First, Paysafe argues, Plaintiffs’ entire case rests on Defendants’ alleged omission of the anticipated negative impact of the German Regulations, which is inactionable pursuant to the Supreme Court’s recent decision in Macquarie Infrastructure Corp. v. Moab Partners, L. P., 601 U.S. 257, 259 (2024). The challenged statements are also legally inactionable as either forward looking statements subject to the PSLRA safe harbor, statements of opinion, corporate optimism or puffery. Courts are clear that Plaintiffs cannot proceed on the basis of such statements.
In addition, Plaintiffs do not allege contemporaneous facts showing the statements at issue were false when made—the sole allegation is that the German market was important to Paysafe, and therefore Defendants should have known the upcoming German Regulations would have a material negative financial impact on Paysafe.
Second, according to Paysafe, Plaintiffs fail to plead with particularity facts giving rise to a strong inference of scienter. Plaintiffs’ theory that Defendants engaged in a scheme to inflate the FTAC and Paysafe share prices until the merger was consummated is not supported by anything other than pure speculation—such as a single confidential witness—or by any allegations as to McHugh and Dawood’s motive for participating such a scheme.
Further, according to Paysafe, Plaintiffs fail to plead any particularized facts supporting the allegations that Defendants’ knew that the cross-operator monthly deposit limit would have a material impact on Paysafe’s overall financial performance.
Third, Paysafe insists that Plaintiffs fail to plead loss causation as the alleged corrective disclosures do not correct any of the prior alleged misstatements or omissions. Rather, the so-called corrective disclosures provide that Paysafe’s decision to lower third quarter guidance and the subsequent miss to that guidance were based in part on the “more meaningful impact than [] anticipated” effect of the German Regulations and in part on wholly unrelated headwinds. Moreover, the allegedly concealed information—the cross-operator monthly deposit limit and the fact that Germany was a significant market for Paysafe—was publicly available prior to both alleged corrective disclosures.

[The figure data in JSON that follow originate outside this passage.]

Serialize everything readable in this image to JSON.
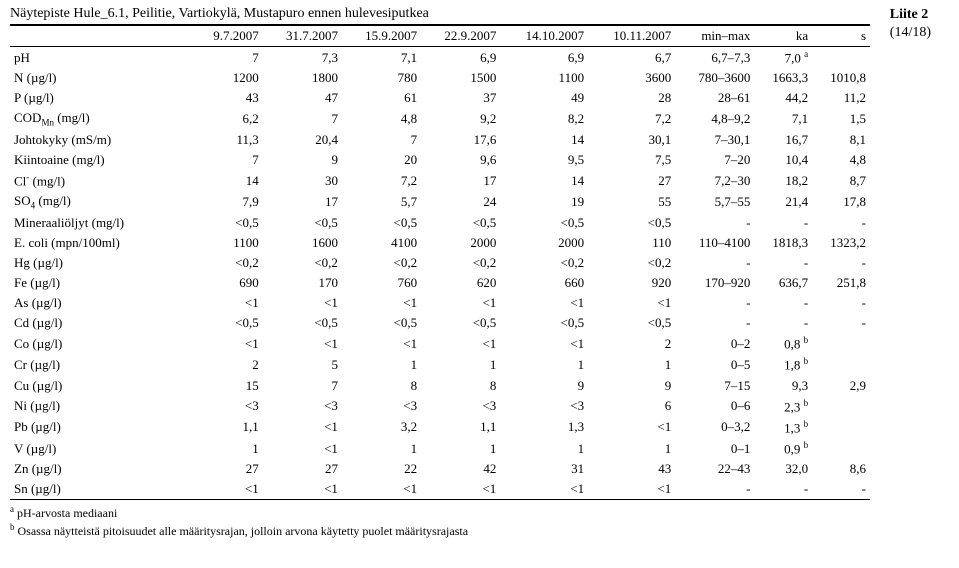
{
  "appendix": {
    "title": "Liite 2",
    "page": "(14/18)"
  },
  "title": "Näytepiste Hule_6.1, Peilitie, Vartiokylä, Mustapuro ennen hulevesiputkea",
  "columns": [
    "9.7.2007",
    "31.7.2007",
    "15.9.2007",
    "22.9.2007",
    "14.10.2007",
    "10.11.2007",
    "min–max",
    "ka",
    "s"
  ],
  "rows": [
    {
      "label": "pH",
      "v": [
        "7",
        "7,3",
        "7,1",
        "6,9",
        "6,9",
        "6,7",
        "6,7–7,3",
        "7,0 <sup>a</sup>",
        ""
      ]
    },
    {
      "label": "N (µg/l)",
      "v": [
        "1200",
        "1800",
        "780",
        "1500",
        "1100",
        "3600",
        "780–3600",
        "1663,3",
        "1010,8"
      ]
    },
    {
      "label": "P (µg/l)",
      "v": [
        "43",
        "47",
        "61",
        "37",
        "49",
        "28",
        "28–61",
        "44,2",
        "11,2"
      ]
    },
    {
      "label": "COD<sub>Mn</sub> (mg/l)",
      "v": [
        "6,2",
        "7",
        "4,8",
        "9,2",
        "8,2",
        "7,2",
        "4,8–9,2",
        "7,1",
        "1,5"
      ]
    },
    {
      "label": "Johtokyky (mS/m)",
      "v": [
        "11,3",
        "20,4",
        "7",
        "17,6",
        "14",
        "30,1",
        "7–30,1",
        "16,7",
        "8,1"
      ]
    },
    {
      "label": "Kiintoaine (mg/l)",
      "v": [
        "7",
        "9",
        "20",
        "9,6",
        "9,5",
        "7,5",
        "7–20",
        "10,4",
        "4,8"
      ]
    },
    {
      "label": "Cl<sup>-</sup> (mg/l)",
      "v": [
        "14",
        "30",
        "7,2",
        "17",
        "14",
        "27",
        "7,2–30",
        "18,2",
        "8,7"
      ]
    },
    {
      "label": "SO<sub>4</sub> (mg/l)",
      "v": [
        "7,9",
        "17",
        "5,7",
        "24",
        "19",
        "55",
        "5,7–55",
        "21,4",
        "17,8"
      ]
    },
    {
      "label": "Mineraaliöljyt (mg/l)",
      "v": [
        "<0,5",
        "<0,5",
        "<0,5",
        "<0,5",
        "<0,5",
        "<0,5",
        "-",
        "-",
        "-"
      ]
    },
    {
      "label": "E. coli (mpn/100ml)",
      "v": [
        "1100",
        "1600",
        "4100",
        "2000",
        "2000",
        "110",
        "110–4100",
        "1818,3",
        "1323,2"
      ]
    },
    {
      "label": "Hg (µg/l)",
      "v": [
        "<0,2",
        "<0,2",
        "<0,2",
        "<0,2",
        "<0,2",
        "<0,2",
        "-",
        "-",
        "-"
      ]
    },
    {
      "label": "Fe (µg/l)",
      "v": [
        "690",
        "170",
        "760",
        "620",
        "660",
        "920",
        "170–920",
        "636,7",
        "251,8"
      ]
    },
    {
      "label": "As (µg/l)",
      "v": [
        "<1",
        "<1",
        "<1",
        "<1",
        "<1",
        "<1",
        "-",
        "-",
        "-"
      ]
    },
    {
      "label": "Cd (µg/l)",
      "v": [
        "<0,5",
        "<0,5",
        "<0,5",
        "<0,5",
        "<0,5",
        "<0,5",
        "-",
        "-",
        "-"
      ]
    },
    {
      "label": "Co (µg/l)",
      "v": [
        "<1",
        "<1",
        "<1",
        "<1",
        "<1",
        "2",
        "0–2",
        "0,8 <sup>b</sup>",
        ""
      ]
    },
    {
      "label": "Cr (µg/l)",
      "v": [
        "2",
        "5",
        "1",
        "1",
        "1",
        "1",
        "0–5",
        "1,8 <sup>b</sup>",
        ""
      ]
    },
    {
      "label": "Cu (µg/l)",
      "v": [
        "15",
        "7",
        "8",
        "8",
        "9",
        "9",
        "7–15",
        "9,3",
        "2,9"
      ]
    },
    {
      "label": "Ni (µg/l)",
      "v": [
        "<3",
        "<3",
        "<3",
        "<3",
        "<3",
        "6",
        "0–6",
        "2,3 <sup>b</sup>",
        ""
      ]
    },
    {
      "label": "Pb (µg/l)",
      "v": [
        "1,1",
        "<1",
        "3,2",
        "1,1",
        "1,3",
        "<1",
        "0–3,2",
        "1,3 <sup>b</sup>",
        ""
      ]
    },
    {
      "label": "V (µg/l)",
      "v": [
        "1",
        "<1",
        "1",
        "1",
        "1",
        "1",
        "0–1",
        "0,9 <sup>b</sup>",
        ""
      ]
    },
    {
      "label": "Zn (µg/l)",
      "v": [
        "27",
        "27",
        "22",
        "42",
        "31",
        "43",
        "22–43",
        "32,0",
        "8,6"
      ]
    },
    {
      "label": "Sn (µg/l)",
      "v": [
        "<1",
        "<1",
        "<1",
        "<1",
        "<1",
        "<1",
        "-",
        "-",
        "-"
      ]
    }
  ],
  "footnotes": {
    "a": "pH-arvosta mediaani",
    "b": "Osassa näytteistä pitoisuudet alle määritysrajan, jolloin arvona käytetty puolet määritysrajasta"
  }
}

Fourth, Plaintiffs’ allege that Defendants engaged in a “scheme” to keep the stock price inflated by making the alleged misstatements and omissions so that the merger would consummate. Paysafe says that scheme liability requires more than just a repackaging of Plaintiffs’ deficient Rule 10-b(5)(b) claim, and their Rule 10-b(5)(a) and (c) claim should therefore be dismissed.
Finally, Paysafe argues that Plaintiffs’ Section 20(a) claim must be dismissed because the CAC fails to establish any well-pleaded, predicate violation of the securities laws, or any culpable participation.